Foreign - The Symphony of the Wandering Jew - Part 1

Copertina 5

Info

Genere:Prog Rock
Anno di uscita:2014
Durata:72 min.
Etichetta:Independent

Tracklist

  1. AHASVERUS
  2. CURSED
  3. THE RUNNING
  4. ETERNAL ENEMIES
  5. ETERNITY PART I
  6. XUANZANG
  7. THE QUEST
  8. JUAN ESPERANDIOS (LOST IN DIFFERENT LANDS)
  9. ACTIVATED
  10. BY THE SEA
  11. ETERNITY PART II
  12. THE WORST PAIN EVER FELT
  13. MEDEïVEL

Line up

  • Ivan Jacquin: vocals, keyboards, various intruments
  • Hundreds of various Special Guests

Voto medio utenti

"... mii, partorirai con dolore... E dimmi, sei preoccupato?"
"Non è tanto il parto che mi preoccupa, ma l'accoppiamento!"
(cit.)



Ecco cosa ho provato, alla fine dell'ascolto di codesto dischetto, dopo aver focalizzato sulle parole Part 1 che seguono il titolo.

Ma andiamo con ordine, che sennò sembro il collega Pastafariano.
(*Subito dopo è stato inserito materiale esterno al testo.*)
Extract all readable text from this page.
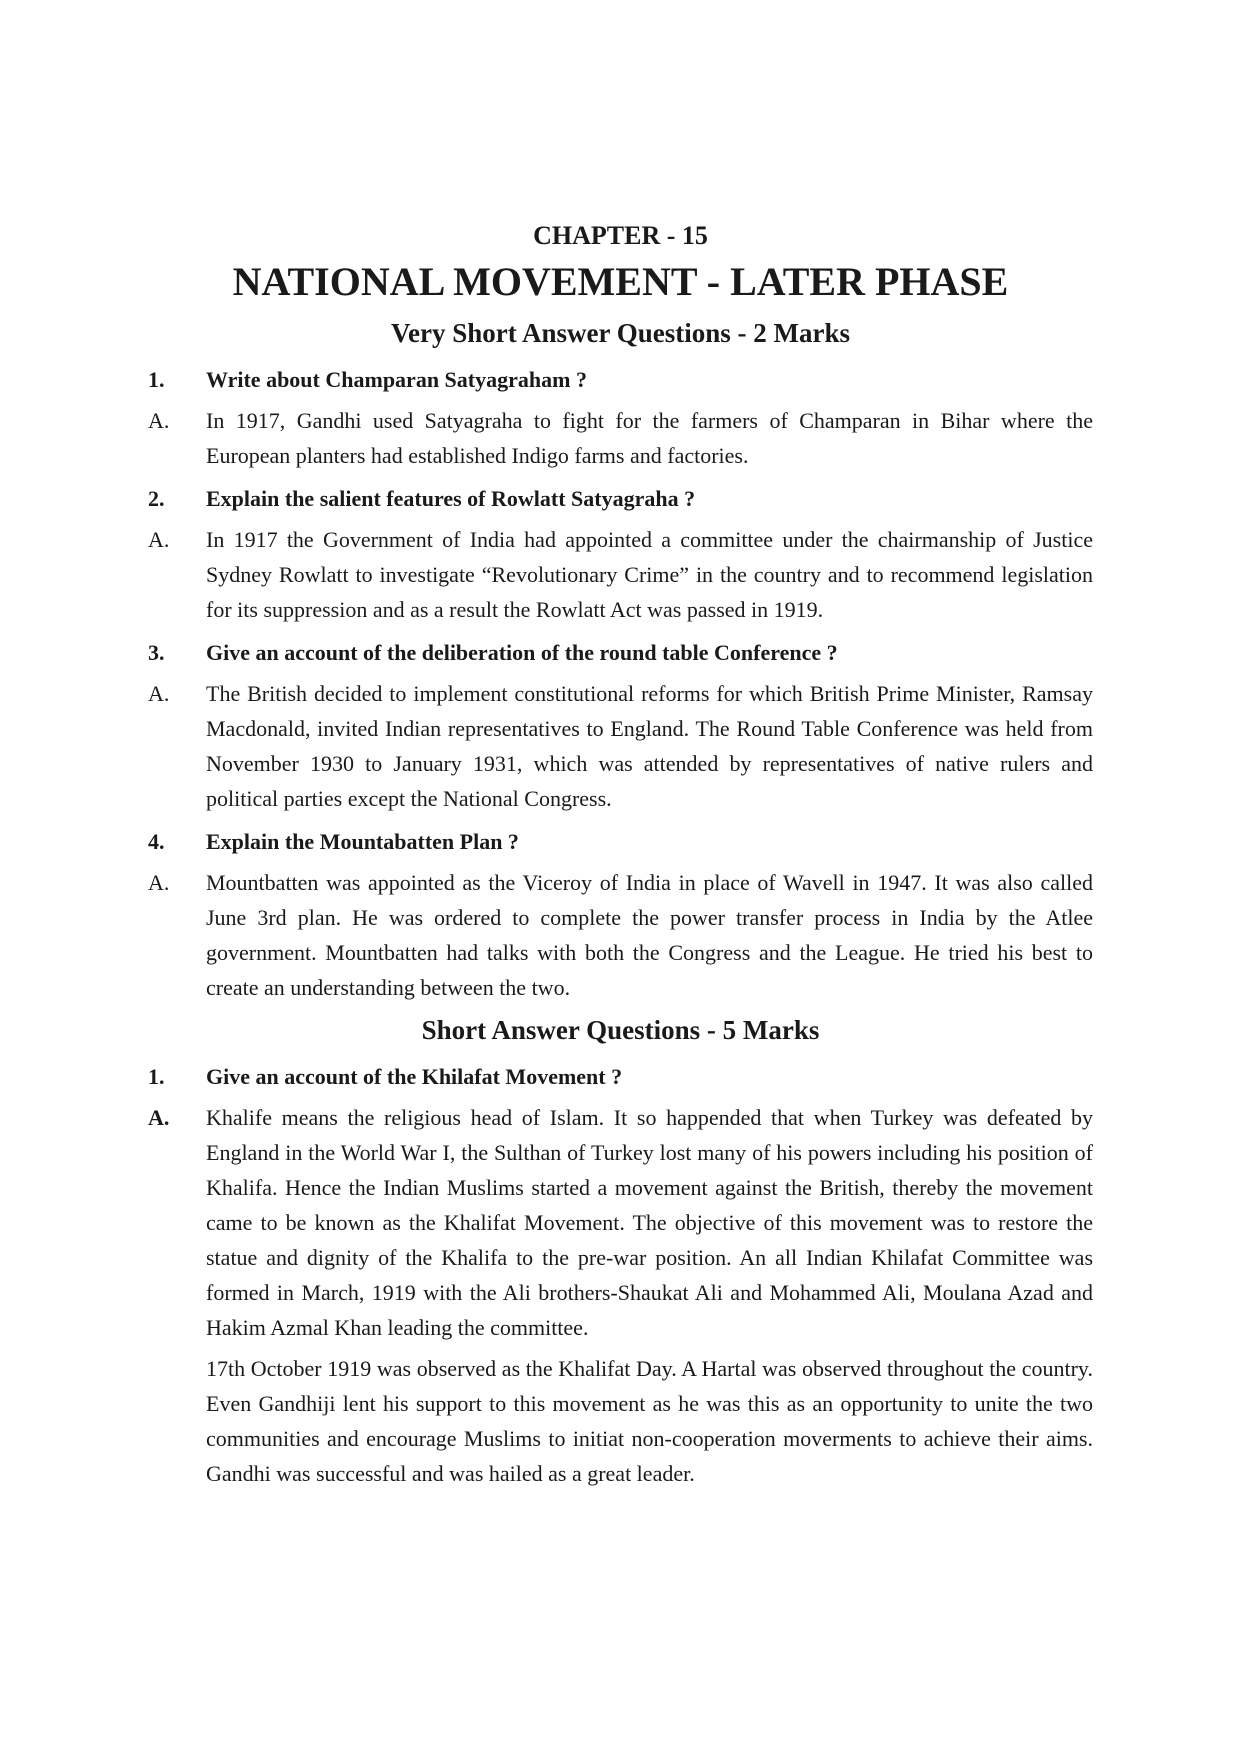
CHAPTER - 15
NATIONAL MOVEMENT - LATER PHASE
Very Short Answer Questions - 2 Marks
1.	Write about Champaran Satyagraham ?
A.	In 1917, Gandhi used Satyagraha to fight for the farmers of Champaran in Bihar where the European planters had established Indigo farms and factories.
2.	Explain the salient features of Rowlatt Satyagraha ?
A.	In 1917 the Government of India had appointed a committee under the chairmanship of Justice Sydney Rowlatt to investigate “Revolutionary Crime” in the country and to recommend legislation for its suppression and as a result the Rowlatt Act was passed in 1919.
3.	Give an account of the deliberation of the round table Conference ?
A.	The British decided to implement constitutional reforms for which British Prime Minister, Ramsay Macdonald, invited Indian representatives to England. The Round Table Conference was held from November 1930 to January 1931, which was attended by representatives of native rulers and political parties except the National Congress.
4.	Explain the Mountabatten Plan ?
A.	Mountbatten was appointed as the Viceroy of India in place of Wavell in 1947. It was also called June 3rd plan. He was ordered to complete the power transfer process in India by the Atlee government. Mountbatten had talks with both the Congress and the League. He tried his best to create an understanding between the two.
Short Answer Questions - 5 Marks
1.	Give an account of the Khilafat Movement ?
A.	Khalife means the religious head of Islam. It so happended that when Turkey was defeated by England in the World War I, the Sulthan of Turkey lost many of his powers including his position of Khalifa. Hence the Indian Muslims started a movement against the British, thereby the movement came to be known as the Khalifat Movement. The objective of this movement was to restore the statue and dignity of the Khalifa to the pre-war position. An all Indian Khilafat Committee was formed in March, 1919 with the Ali brothers-Shaukat Ali and Mohammed Ali, Moulana Azad and Hakim Azmal Khan leading the committee.
17th October 1919 was observed as the Khalifat Day. A Hartal was observed throughout the country. Even Gandhiji lent his support to this movement as he was this as an opportunity to unite the two communities and encourage Muslims to initiat non-cooperation moverments to achieve their aims. Gandhi was successful and was hailed as a great leader.
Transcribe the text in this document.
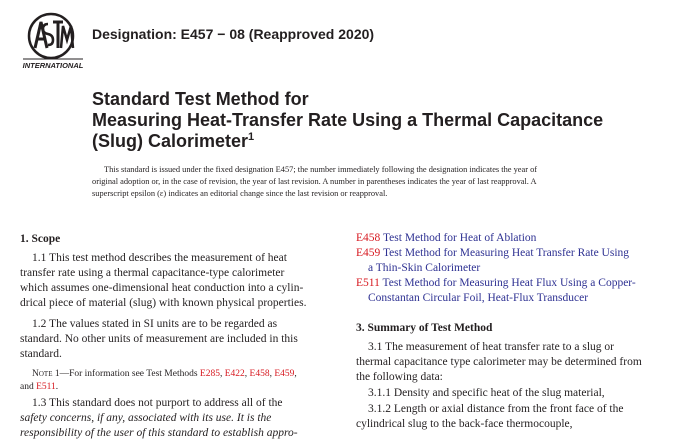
INTERNATIONAL
Designation: E457 − 08 (Reapproved 2020)
Standard Test Method for
Measuring Heat-Transfer Rate Using a Thermal Capacitance
(Slug) Calorimeter$^1$
This standard is issued under the fixed designation E457; the number immediately following the designation indicates the year of
original adoption or, in the case of revision, the year of last revision. A number in parentheses indicates the year of last reapproval. A
superscript epsilon (ε) indicates an editorial change since the last revision or reapproval.

1. Scope

1.1 This test method describes the measurement of heat
transfer rate using a thermal capacitance-type calorimeter
which assumes one-dimensional heat conduction into a cylin-
drical piece of material (slug) with known physical properties.

1.2 The values stated in SI units are to be regarded as
standard. No other units of measurement are included in this
standard.

Note 1—For information see Test Methods E285, E422, E458, E459,
and E511.

1.3 This standard does not purport to address all of the
safety concerns, if any, associated with its use. It is the
responsibility of the user of this standard to establish appro-

E458 Test Method for Heat of Ablation

E459 Test Method for Measuring Heat Transfer Rate Using
a Thin-Skin Calorimeter

E511 Test Method for Measuring Heat Flux Using a Copper-
Constantan Circular Foil, Heat-Flux Transducer

3. Summary of Test Method

3.1 The measurement of heat transfer rate to a slug or
thermal capacitance type calorimeter may be determined from
the following data:

3.1.1 Density and specific heat of the slug material,

3.1.2 Length or axial distance from the front face of the
cylindrical slug to the back-face thermocouple,
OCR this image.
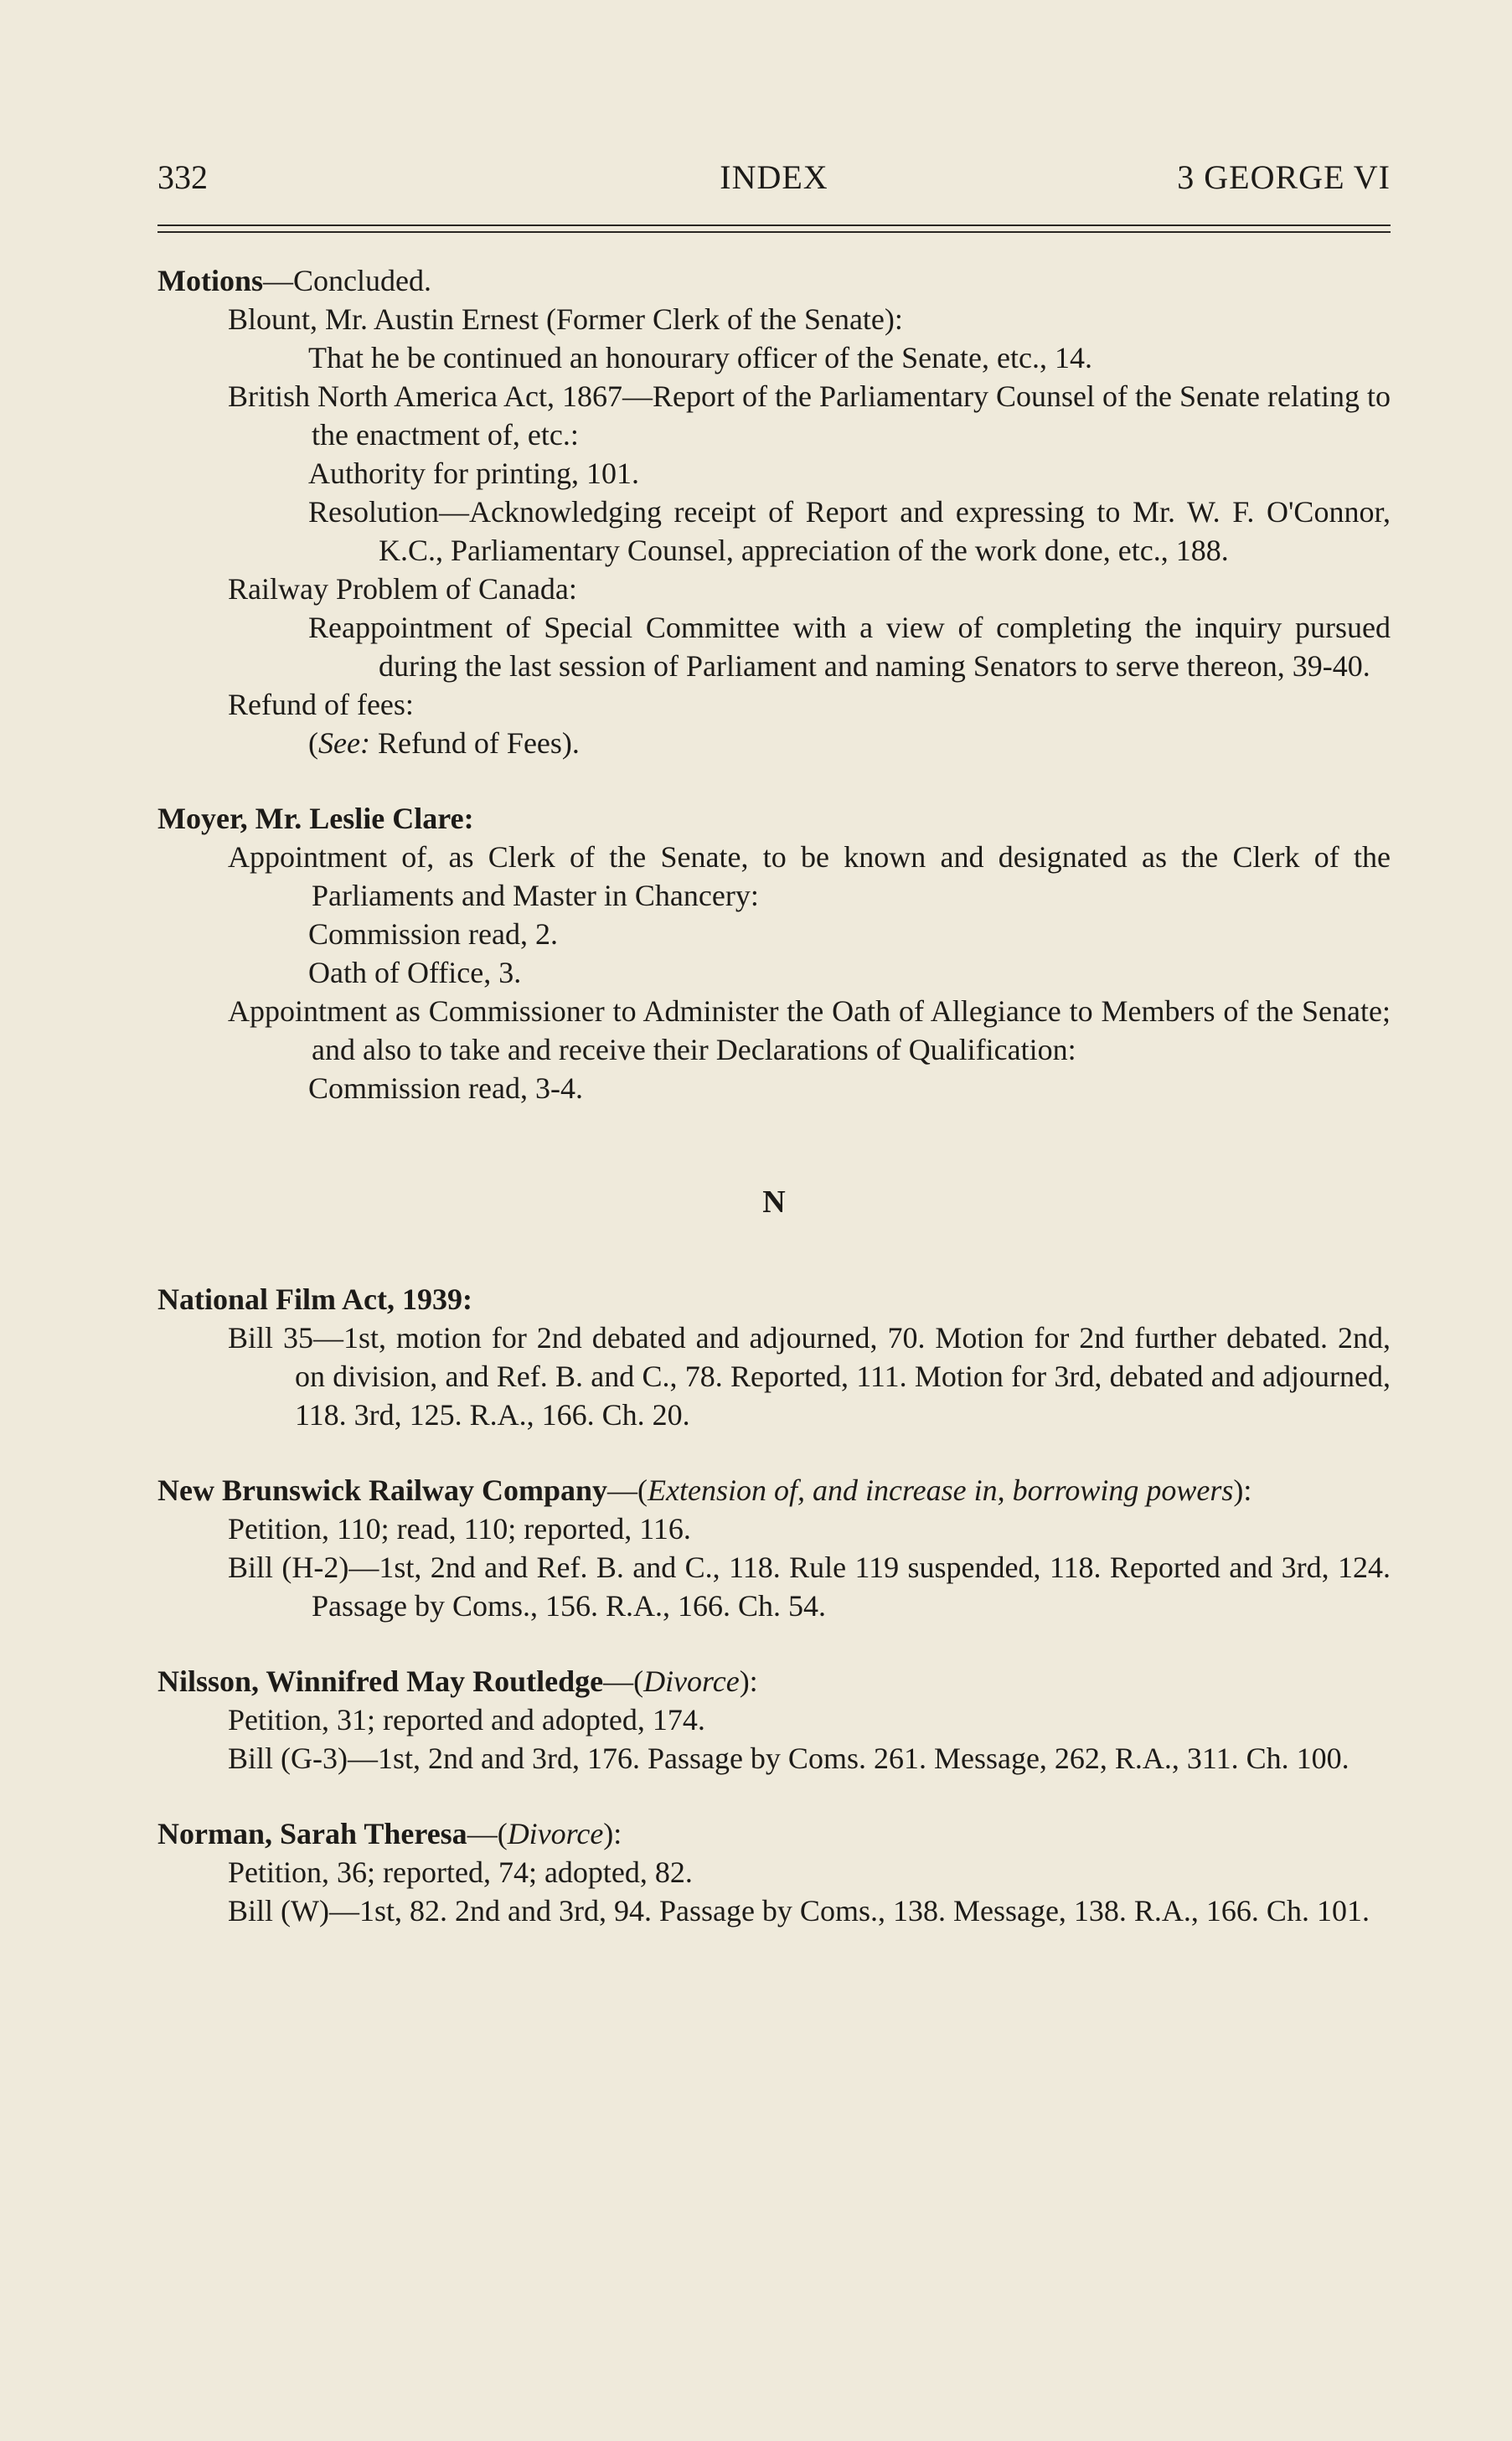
332	INDEX	3 GEORGE VI
Motions—Concluded.
Blount, Mr. Austin Ernest (Former Clerk of the Senate):
That he be continued an honourary officer of the Senate, etc., 14.
British North America Act, 1867—Report of the Parliamentary Counsel of the Senate relating to the enactment of, etc.:
Authority for printing, 101.
Resolution—Acknowledging receipt of Report and expressing to Mr. W. F. O'Connor, K.C., Parliamentary Counsel, appreciation of the work done, etc., 188.
Railway Problem of Canada:
Reappointment of Special Committee with a view of completing the inquiry pursued during the last session of Parliament and naming Senators to serve thereon, 39-40.
Refund of fees:
(See: Refund of Fees).
Moyer, Mr. Leslie Clare:
Appointment of, as Clerk of the Senate, to be known and designated as the Clerk of the Parliaments and Master in Chancery:
Commission read, 2.
Oath of Office, 3.
Appointment as Commissioner to Administer the Oath of Allegiance to Members of the Senate; and also to take and receive their Declarations of Qualification:
Commission read, 3-4.
N
National Film Act, 1939:
Bill 35—1st, motion for 2nd debated and adjourned, 70. Motion for 2nd further debated. 2nd, on division, and Ref. B. and C., 78. Reported, 111. Motion for 3rd, debated and adjourned, 118. 3rd, 125. R.A., 166. Ch. 20.
New Brunswick Railway Company—(Extension of, and increase in, borrowing powers):
Petition, 110; read, 110; reported, 116.
Bill (H-2)—1st, 2nd and Ref. B. and C., 118. Rule 119 suspended, 118. Reported and 3rd, 124. Passage by Coms., 156. R.A., 166. Ch. 54.
Nilsson, Winnifred May Routledge—(Divorce):
Petition, 31; reported and adopted, 174.
Bill (G-3)—1st, 2nd and 3rd, 176. Passage by Coms. 261. Message, 262, R.A., 311. Ch. 100.
Norman, Sarah Theresa—(Divorce):
Petition, 36; reported, 74; adopted, 82.
Bill (W)—1st, 82. 2nd and 3rd, 94. Passage by Coms., 138. Message, 138. R.A., 166. Ch. 101.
Ivan Jacquin, tastierista e compositore francese (ahia, partiamo male, un punto a suo sfavore), una mattina si sveglia e decide di mettere in piedi una cosuccia semplice semplice, un concept album sinfonico sulla storia dell'Ebreo Errante, l'uomo maledetto da Gesù Cristo in persona per non averlo dissetato nel suo cammino verso la crocifissione (dici che porterà un pò sfiga?).

E così Ivan il Modesto si circonda di un centinaio di sessions connazionali e mette in piedi un'opera talmente ambiziosa ed enorme che gli scoppia un pò tra le mani, diventando un coacervo di narrazioni, cori gotici, passeggiate prog rock, chitarroni, assoli di tastiera di un quarto d'ora e poi romanze da salotto, e poi momenti di pianoforte alla Baglioni, e chi più ne ha più ne metta.

Il primo aggettivo che mi viene in mente quando ripenso a questo album? LUNGO. Settantadue minuti di autoindulgenza e di Ego, spalmati su tredici tracce, che qua e là hanno anche i loro momenti interessanti, ma che hanno la rara capacità di sfinirti, non avendo la minima coerenza interna.

Che dite, certe volte non è meglio volare basso e fare qualcosa di più accessibile? Per carità, massimo rispetto per l'arte di Ivan, ma sto disco mi ha lasciato assetato come gesù bambino, e senza manco un ebreo errante da mandare affanculo.